Zean te había visto desde lo alto del cielo desde el instante en que naciste. Observó tus primeros pasos, tu primer llanto de amor, tu primera pérdida. Te vio en cada momento de tu vida, siempre desde la distancia, siempre condenado a solo ser un testigo de tu existencia.
Nunca lo habías visto, pero siempre lo habías sentido. En las noches frías, cuando el viento acariciaba tu piel con una ternura inexplicable, en los momentos de angustia en los que un susurro sin voz te decía que todo estaría bien, en las risas que parecían acompañadas por un eco de felicidad ajena. Zean siempre estaba allí, incluso cuando no lo sabías.
Pero esta vez, Zean no pudo quedarse en el cielo. Esta vez, la necesidad de estar a tu lado superó la maldición que los condenaba.
Bajó.
Y por primera vez en todas sus vidas, lo viste.
Un joven de ojos azul celeste como el cielo y un aura que parecía brillar en la penumbra. Tu corazón, sin razón alguna, latió con una fuerza indescriptible, como si algo olvidado despertara dentro de ti.
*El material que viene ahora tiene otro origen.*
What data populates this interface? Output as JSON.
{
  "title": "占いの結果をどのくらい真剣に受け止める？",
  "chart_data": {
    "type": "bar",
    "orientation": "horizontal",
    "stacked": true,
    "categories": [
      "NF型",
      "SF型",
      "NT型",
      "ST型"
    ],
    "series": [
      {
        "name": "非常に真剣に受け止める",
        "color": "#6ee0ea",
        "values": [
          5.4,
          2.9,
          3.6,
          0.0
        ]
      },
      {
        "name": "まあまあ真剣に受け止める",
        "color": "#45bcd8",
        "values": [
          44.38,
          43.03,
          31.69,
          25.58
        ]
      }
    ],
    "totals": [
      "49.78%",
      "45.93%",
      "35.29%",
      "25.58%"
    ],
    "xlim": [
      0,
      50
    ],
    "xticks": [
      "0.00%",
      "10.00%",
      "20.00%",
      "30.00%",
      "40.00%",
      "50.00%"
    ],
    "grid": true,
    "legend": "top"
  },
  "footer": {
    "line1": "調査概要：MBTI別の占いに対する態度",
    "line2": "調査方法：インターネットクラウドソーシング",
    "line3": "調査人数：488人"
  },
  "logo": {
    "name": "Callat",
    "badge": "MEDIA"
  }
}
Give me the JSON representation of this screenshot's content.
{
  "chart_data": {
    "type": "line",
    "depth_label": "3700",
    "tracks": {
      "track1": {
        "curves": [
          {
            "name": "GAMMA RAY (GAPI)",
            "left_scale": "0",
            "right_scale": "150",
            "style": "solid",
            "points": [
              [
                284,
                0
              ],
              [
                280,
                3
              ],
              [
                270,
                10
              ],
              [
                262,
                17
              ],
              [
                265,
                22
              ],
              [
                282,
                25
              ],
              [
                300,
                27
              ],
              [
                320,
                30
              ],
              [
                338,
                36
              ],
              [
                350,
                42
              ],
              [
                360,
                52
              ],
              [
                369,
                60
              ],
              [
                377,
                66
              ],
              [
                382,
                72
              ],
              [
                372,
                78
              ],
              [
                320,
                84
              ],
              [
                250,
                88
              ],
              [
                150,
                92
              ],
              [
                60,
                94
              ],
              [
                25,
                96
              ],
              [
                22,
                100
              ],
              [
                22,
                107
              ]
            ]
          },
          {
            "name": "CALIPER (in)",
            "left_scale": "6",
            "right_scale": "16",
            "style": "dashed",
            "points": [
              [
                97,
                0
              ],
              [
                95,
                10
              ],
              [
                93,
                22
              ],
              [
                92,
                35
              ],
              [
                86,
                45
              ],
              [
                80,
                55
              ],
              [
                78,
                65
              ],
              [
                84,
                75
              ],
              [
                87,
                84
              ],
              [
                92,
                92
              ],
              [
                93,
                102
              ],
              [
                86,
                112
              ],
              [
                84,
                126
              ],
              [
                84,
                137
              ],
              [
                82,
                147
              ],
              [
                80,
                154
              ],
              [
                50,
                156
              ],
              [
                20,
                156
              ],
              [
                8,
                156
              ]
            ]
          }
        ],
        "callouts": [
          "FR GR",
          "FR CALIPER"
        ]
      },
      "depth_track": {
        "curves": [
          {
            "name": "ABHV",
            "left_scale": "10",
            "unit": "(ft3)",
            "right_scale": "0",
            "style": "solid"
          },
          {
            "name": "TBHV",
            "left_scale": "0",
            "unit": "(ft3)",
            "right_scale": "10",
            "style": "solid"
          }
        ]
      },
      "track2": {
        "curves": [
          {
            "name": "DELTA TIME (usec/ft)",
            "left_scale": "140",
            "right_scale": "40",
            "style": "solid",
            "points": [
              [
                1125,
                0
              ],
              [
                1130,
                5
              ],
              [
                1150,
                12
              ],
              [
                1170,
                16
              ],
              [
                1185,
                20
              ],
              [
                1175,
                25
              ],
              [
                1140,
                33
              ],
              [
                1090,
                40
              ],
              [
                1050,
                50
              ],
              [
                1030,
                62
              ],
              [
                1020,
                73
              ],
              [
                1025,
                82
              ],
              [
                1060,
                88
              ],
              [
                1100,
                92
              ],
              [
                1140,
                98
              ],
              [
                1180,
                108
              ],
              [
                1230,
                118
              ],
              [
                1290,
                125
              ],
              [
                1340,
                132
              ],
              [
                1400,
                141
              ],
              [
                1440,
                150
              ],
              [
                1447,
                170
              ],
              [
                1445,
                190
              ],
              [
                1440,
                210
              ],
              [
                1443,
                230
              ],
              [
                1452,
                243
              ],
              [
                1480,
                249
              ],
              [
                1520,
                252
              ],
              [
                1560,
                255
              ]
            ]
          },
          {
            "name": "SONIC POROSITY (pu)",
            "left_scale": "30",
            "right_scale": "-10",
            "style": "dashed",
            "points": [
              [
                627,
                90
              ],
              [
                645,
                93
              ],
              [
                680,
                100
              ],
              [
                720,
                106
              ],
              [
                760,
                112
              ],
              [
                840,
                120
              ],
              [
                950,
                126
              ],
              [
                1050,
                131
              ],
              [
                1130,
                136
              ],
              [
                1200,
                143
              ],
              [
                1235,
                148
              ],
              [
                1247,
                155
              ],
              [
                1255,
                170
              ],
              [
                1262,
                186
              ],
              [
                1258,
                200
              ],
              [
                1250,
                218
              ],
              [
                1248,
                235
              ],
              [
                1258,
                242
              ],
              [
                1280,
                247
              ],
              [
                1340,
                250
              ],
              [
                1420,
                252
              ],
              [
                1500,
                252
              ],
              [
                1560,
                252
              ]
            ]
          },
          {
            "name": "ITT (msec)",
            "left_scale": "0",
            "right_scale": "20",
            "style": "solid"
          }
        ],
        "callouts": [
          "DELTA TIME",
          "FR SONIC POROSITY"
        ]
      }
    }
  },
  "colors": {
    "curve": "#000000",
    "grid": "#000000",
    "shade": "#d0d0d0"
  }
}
Le preguntaste si se conocían, con un escalofrío recorriendo tu espalda.
Zean esbozó una sonrisa melancólica.
"De cierta manera."
Frunciste el ceño, tratando de comprender por qué la voz de aquel desconocido resonaba en lo más profundo de tu ser, como si lo hubieras escuchado en incontables sueños.
Le preguntaste quién era.
Zean quiso decirlo. Quiso confesarte que te había amado en mil vidas y que te había perdido en todas. Quiso tomar tu mano y prometerte que esta vez sería diferente. Pero sabía la verdad.
Si recordabas, si tus almas volvían a reconocerse, morirías en dos días. Y él no soportaría verte partir otra vez.
Así que simplemente sonrió con tristeza.
"Solo alguien que siempre estará para ti."
Porque el destino había hablado: eran el uno para el otro. Pero jamás podrían estar juntos.